I recently discovered the program groff, which is a minimal and simple to use text formatter (somewhat like LaTeX).

One thing whith groff is that the table of contents has to be generated at the end of the document, because of groff being a single-pass text formatter. This means that groff passes over the file only once. To generate a toc it need to know on which page your headings are located and it cannot know page number without having seen your headings.

So I wrote a little script that relocates the toc after running groff:

#!/bin/sh

file="$1"
base="${file%.*}"

if [ "$(grep -i '.TC' "$file")" = "" ]; then
    preconv "$file" | refer -PS -e | groff -me -ms -kept -T pdf > "$base".pdf
    exit 0
fi

groff -m ms -k -Tps "$file" > "$base".ps

csplit --prefix=/tmp/TOC example.ps /ble\ of\ Contents/-5 # --> TOC00, TOC01
csplit --prefix=/tmp/CONT /tmp/TOC00 /^%%Page:\ 1\ 2/ # --> CONT00, CONT01
csplit --prefix=/tmp/TOC /tmp/TOC01 /^%%Trailer/ # --> TOC00, TOC01

cat /tmp/CONT00 /tmp/TOC00 /tmp/CONT01 /tmp/TOC01 | ps2pdf - "$base".pdf

rm "$base".ps
rm /tmp/TOC*
rm /tmp/CONT*

The first part of the script checks if the .ms file contains the string “.TC”, which is used to generate the toc. If grep cannot find the given string, it simply compiles the pdf using groff and exits right away.

if [ "$(grep -i '.TC' "$file")" = "" ]; then
    preconv "$file" | refer -PS -e | groff -me -ms -kept -T pdf > "$base".pdf
    exit 0
fi

If the script did not exit, it continues by compiling a postscript document using groff, which then can be converted into a pdf later.

groff -m ms -k -Tps "$file" > "$base".ps

The postscript file is then split into several parts.

First it looks for the sequence “ble of Contents”, which is the heading of the toc itself and splits the file 5 lines above this line.

csplit --prefix=/tmp/TOC example.ps /ble\ of\ Contents/-5 # --> TOC00, TOC01

Then the first file resulting from the split is split again above the line saying %%Page: 1 2, that is where the title page ends.

csplit --prefix=/tmp/CONT /tmp/TOC00 /^%%Page:\ 1\ 2/ # --> CONT00, CONT01

And last the second file from the first split is splut at the line saying %%Trailer, which indicates the footer of the postscript file.

csplit --prefix=/tmp/TOC /tmp/TOC01 /^%%Trailer/ # --> TOC00, TOC01

These splits are then concatenated in their new order as well as converted into a pdf file.

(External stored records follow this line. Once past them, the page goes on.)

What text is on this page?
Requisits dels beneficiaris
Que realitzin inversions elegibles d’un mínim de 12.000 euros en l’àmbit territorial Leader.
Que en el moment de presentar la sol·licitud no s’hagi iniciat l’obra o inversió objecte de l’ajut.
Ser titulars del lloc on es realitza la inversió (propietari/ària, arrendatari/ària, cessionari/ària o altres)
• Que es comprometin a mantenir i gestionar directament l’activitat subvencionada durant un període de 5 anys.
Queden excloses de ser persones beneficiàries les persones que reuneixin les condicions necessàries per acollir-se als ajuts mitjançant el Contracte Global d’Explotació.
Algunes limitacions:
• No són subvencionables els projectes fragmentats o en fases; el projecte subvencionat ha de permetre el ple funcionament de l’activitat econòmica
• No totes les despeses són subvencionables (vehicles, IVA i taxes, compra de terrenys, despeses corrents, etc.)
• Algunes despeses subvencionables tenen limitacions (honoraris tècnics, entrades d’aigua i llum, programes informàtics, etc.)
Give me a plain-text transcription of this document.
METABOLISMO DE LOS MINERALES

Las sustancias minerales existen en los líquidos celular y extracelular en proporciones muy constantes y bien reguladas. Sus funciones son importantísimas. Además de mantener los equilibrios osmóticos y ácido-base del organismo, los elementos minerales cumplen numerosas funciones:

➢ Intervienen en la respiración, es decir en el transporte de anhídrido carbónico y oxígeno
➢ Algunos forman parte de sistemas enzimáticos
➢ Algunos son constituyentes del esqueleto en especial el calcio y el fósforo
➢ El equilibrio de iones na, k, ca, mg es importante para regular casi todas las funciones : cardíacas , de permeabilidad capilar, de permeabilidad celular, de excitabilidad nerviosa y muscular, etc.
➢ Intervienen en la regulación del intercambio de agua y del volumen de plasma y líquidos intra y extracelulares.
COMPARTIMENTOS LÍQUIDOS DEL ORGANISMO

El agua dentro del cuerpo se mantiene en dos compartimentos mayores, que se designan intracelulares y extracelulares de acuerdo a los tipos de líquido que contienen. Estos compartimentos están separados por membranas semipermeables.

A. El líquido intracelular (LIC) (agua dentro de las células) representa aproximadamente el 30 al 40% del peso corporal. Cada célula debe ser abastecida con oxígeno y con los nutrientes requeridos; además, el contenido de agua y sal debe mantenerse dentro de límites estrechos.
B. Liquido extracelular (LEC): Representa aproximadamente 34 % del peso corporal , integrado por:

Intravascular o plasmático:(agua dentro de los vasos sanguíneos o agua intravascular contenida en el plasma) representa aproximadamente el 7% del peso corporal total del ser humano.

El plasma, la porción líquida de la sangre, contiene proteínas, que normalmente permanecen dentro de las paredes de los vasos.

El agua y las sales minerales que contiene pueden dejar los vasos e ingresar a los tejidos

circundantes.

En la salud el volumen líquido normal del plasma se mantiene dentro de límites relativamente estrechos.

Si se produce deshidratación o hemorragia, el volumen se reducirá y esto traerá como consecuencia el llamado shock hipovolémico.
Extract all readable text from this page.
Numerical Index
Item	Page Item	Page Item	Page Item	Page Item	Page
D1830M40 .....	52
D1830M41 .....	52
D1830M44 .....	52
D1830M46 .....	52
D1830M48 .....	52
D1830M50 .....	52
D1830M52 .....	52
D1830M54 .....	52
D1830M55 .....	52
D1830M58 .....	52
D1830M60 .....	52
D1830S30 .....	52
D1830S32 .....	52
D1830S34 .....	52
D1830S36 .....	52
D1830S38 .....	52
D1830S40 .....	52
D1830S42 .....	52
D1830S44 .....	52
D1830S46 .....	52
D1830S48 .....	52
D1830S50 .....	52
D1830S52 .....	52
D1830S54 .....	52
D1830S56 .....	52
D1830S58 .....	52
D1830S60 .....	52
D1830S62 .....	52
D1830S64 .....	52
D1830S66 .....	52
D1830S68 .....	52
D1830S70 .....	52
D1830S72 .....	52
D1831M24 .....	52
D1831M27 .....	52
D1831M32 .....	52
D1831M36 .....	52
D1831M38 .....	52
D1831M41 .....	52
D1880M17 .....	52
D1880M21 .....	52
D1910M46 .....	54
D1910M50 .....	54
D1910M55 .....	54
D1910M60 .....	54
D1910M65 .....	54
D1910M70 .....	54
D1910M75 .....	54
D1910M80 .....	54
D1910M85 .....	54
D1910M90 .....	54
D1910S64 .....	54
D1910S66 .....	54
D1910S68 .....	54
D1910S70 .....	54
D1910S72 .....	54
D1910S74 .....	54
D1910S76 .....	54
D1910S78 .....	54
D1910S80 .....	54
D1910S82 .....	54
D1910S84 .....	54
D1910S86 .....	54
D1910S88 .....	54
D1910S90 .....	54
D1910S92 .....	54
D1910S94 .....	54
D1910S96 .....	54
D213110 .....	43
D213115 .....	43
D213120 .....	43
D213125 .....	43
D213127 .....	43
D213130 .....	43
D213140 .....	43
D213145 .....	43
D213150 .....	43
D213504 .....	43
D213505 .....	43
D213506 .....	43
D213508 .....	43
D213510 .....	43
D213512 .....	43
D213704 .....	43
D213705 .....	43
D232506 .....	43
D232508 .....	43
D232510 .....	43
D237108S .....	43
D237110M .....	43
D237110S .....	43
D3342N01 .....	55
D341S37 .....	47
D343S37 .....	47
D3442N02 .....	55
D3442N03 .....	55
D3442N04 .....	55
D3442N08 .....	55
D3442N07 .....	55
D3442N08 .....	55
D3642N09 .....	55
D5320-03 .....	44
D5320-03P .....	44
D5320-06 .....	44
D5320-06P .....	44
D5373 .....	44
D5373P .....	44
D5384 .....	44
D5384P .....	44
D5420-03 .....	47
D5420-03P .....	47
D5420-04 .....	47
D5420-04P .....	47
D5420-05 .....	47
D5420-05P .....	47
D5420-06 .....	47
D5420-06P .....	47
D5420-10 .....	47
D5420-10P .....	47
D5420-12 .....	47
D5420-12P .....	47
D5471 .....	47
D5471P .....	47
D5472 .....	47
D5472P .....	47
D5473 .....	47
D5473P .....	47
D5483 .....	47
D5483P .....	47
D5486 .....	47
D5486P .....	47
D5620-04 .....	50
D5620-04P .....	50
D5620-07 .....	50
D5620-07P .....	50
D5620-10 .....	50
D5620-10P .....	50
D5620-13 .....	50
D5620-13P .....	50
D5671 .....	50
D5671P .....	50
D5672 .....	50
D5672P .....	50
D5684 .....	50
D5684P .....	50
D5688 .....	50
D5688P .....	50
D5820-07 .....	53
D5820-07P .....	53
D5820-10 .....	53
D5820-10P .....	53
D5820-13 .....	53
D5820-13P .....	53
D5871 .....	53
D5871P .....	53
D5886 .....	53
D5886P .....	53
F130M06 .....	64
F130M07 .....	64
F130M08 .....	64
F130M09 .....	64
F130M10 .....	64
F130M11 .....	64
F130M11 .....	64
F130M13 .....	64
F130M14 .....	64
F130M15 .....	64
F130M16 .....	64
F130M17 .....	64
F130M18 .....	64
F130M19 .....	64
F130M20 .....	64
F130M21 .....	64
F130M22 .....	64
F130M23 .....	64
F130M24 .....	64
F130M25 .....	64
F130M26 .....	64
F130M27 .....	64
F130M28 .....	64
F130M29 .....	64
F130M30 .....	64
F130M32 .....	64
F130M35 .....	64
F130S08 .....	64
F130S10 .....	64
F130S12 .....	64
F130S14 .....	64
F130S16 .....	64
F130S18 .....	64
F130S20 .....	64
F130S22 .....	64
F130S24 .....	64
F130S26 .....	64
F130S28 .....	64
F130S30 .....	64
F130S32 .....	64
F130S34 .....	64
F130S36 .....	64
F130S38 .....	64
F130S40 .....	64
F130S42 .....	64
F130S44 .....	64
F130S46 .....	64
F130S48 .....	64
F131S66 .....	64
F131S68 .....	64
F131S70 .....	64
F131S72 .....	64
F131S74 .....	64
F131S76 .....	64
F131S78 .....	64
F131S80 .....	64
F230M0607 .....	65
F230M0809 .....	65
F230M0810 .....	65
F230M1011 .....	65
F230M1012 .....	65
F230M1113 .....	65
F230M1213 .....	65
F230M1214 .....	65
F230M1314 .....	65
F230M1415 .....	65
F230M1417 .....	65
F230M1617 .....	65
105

cat /tmp/CONT00 /tmp/TOC00 /tmp/CONT01 /tmp/TOC01 | ps2pdf - "$base".pdf

The script has some requirements it needs to meet, otherwise the relocation won’t work properly (yet). These are that the string “ble of Contents” cannot be present in the file before the actual table of contents and that the abstract or the title page respectively cannot use more than one page.

You’ll find the script on my GitLab and you are free to suggest any changes or improvements.